Virginia He is a sophomore in high school and an organizer with the Sunrise Movement who is seemingly always caught up with politics. When I asked her about virtue-signaling, she first pointed out, “if someone shares a graphic or post on their stories, they may be virtue-signaling to come off as a good person,” but she went on to say, “they might also want to spread that information to a bigger audience. Jumping to that conclusion doesn’t always sit right with me.”
So while she has reservations about assuming people are always virtue-signaling, in the case they are, He says “it definitely is problematic, especially when a large group of people feels the need to virtue-signal. When an abundance of people start sharing the same things just to be seen in a positive light, information starts getting redundant and irrelevant.”
An overwhelming reinforcement of opinion can deter those “on-the-fence people” from ever wanting to join the cause.
However, He offers one solution: “The biggest takeaway is that people should look for a wide variety of information to share, especially since social media is very much like an echo chamber of information.”

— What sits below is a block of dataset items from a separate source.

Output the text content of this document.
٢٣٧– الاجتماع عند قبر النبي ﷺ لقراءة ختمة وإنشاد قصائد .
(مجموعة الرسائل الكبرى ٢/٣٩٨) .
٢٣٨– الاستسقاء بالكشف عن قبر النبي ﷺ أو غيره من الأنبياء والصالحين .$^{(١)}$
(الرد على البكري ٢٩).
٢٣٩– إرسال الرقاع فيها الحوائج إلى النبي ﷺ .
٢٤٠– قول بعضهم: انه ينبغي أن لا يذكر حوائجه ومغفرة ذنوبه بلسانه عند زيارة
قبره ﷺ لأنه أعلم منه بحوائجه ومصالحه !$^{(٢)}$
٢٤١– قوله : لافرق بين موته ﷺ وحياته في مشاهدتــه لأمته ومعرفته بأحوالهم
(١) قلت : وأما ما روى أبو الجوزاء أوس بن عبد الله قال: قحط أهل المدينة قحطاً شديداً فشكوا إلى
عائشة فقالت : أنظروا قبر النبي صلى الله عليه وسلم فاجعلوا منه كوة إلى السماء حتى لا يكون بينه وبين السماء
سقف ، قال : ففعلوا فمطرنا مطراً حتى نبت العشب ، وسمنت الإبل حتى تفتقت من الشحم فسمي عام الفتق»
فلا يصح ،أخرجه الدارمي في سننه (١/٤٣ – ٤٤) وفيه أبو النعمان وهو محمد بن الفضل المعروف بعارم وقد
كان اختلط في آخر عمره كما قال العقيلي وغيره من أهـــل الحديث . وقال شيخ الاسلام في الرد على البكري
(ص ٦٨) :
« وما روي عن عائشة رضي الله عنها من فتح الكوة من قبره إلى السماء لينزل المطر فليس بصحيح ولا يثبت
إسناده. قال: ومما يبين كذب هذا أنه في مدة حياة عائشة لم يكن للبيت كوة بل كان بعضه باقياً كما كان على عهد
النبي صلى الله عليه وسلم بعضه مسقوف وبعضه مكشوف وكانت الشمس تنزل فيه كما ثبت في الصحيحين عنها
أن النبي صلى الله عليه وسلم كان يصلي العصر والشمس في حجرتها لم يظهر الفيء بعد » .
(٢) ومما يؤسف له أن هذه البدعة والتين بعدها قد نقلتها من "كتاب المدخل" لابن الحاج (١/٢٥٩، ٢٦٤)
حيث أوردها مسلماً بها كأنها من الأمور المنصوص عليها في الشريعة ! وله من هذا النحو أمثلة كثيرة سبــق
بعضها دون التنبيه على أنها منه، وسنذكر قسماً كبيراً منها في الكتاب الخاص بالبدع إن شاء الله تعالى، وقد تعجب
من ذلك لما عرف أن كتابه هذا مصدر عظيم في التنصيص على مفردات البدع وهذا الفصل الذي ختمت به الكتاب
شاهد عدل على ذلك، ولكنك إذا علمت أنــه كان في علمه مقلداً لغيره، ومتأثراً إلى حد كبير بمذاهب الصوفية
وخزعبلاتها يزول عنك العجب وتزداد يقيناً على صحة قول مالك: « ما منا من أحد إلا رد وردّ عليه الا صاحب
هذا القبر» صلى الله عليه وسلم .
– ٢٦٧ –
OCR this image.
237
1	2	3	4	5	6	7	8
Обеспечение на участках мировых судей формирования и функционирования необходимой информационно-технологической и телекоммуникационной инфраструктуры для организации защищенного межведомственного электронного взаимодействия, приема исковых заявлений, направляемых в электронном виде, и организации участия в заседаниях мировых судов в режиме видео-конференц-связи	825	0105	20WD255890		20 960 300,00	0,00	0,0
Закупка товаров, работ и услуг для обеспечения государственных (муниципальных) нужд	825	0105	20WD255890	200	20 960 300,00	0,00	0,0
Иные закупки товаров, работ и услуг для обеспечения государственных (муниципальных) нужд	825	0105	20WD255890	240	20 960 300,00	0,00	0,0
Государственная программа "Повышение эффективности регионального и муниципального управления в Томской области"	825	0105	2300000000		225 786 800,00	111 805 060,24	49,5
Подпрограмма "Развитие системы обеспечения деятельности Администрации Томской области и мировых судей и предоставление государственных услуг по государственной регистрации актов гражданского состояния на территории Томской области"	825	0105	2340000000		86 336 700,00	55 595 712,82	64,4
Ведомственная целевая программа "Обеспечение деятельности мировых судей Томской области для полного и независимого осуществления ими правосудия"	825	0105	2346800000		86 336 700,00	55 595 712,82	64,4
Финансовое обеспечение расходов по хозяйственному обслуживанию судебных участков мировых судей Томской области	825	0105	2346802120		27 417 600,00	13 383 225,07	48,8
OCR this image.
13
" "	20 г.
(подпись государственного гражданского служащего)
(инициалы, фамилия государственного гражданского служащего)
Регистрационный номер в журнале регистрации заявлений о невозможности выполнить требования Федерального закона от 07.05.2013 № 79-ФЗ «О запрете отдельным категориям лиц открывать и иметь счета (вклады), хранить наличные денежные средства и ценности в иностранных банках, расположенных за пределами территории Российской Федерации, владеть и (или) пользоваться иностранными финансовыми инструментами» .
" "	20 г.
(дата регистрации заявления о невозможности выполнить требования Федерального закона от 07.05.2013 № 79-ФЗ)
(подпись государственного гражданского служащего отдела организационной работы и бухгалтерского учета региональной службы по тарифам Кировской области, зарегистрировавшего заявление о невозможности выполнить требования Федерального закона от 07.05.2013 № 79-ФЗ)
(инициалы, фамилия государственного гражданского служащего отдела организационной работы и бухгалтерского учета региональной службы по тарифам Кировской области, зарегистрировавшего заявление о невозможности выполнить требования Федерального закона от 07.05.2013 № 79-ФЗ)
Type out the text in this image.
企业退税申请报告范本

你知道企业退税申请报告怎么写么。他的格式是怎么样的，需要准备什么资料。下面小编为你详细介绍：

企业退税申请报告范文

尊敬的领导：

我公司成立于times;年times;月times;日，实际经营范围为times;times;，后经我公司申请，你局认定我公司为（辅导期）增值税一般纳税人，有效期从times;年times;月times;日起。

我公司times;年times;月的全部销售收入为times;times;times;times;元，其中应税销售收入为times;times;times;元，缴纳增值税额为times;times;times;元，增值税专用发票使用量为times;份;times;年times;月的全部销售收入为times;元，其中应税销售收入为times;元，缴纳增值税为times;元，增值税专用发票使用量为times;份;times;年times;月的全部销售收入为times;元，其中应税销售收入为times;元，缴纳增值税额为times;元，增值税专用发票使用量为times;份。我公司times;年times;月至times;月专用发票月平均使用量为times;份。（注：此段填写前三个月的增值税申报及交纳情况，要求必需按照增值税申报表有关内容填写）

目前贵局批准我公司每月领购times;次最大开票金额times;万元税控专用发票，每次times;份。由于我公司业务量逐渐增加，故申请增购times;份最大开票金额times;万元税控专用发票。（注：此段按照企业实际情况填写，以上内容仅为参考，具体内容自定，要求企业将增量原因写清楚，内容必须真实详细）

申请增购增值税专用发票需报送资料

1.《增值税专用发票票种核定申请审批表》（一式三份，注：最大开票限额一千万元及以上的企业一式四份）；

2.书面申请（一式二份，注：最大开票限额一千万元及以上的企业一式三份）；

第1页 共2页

In the wake of George Floyd’s murder, I was doubtful of how genuine the social media activism going on around me was. Some people I saw post their own respective black squares had said questionably racially charged things to me, personally. But my ultimate mission isn’t tracking down these people and forcing them to confess their true intentions or hypocrisies: It wouldn’t make a difference. And that’s where virtual-signaling fails. The problem isn’t about the individuals who might or might not really care—it’s that the issue is becoming about those individuals. Regardless if it’s about their upstanding citizenship for the greater good or about their hidden, evil motives in only posting that artwork to their Instagram story once, virtue-signaling shifts the conversation. And when the conversation shifts, the concern, care, thoughts, or productivity for the initial cause drain away. Because in reality, it doesn’t matter who is right about that thing or who was right about that other thing. What is morally “right” should be objective — and people aren’t.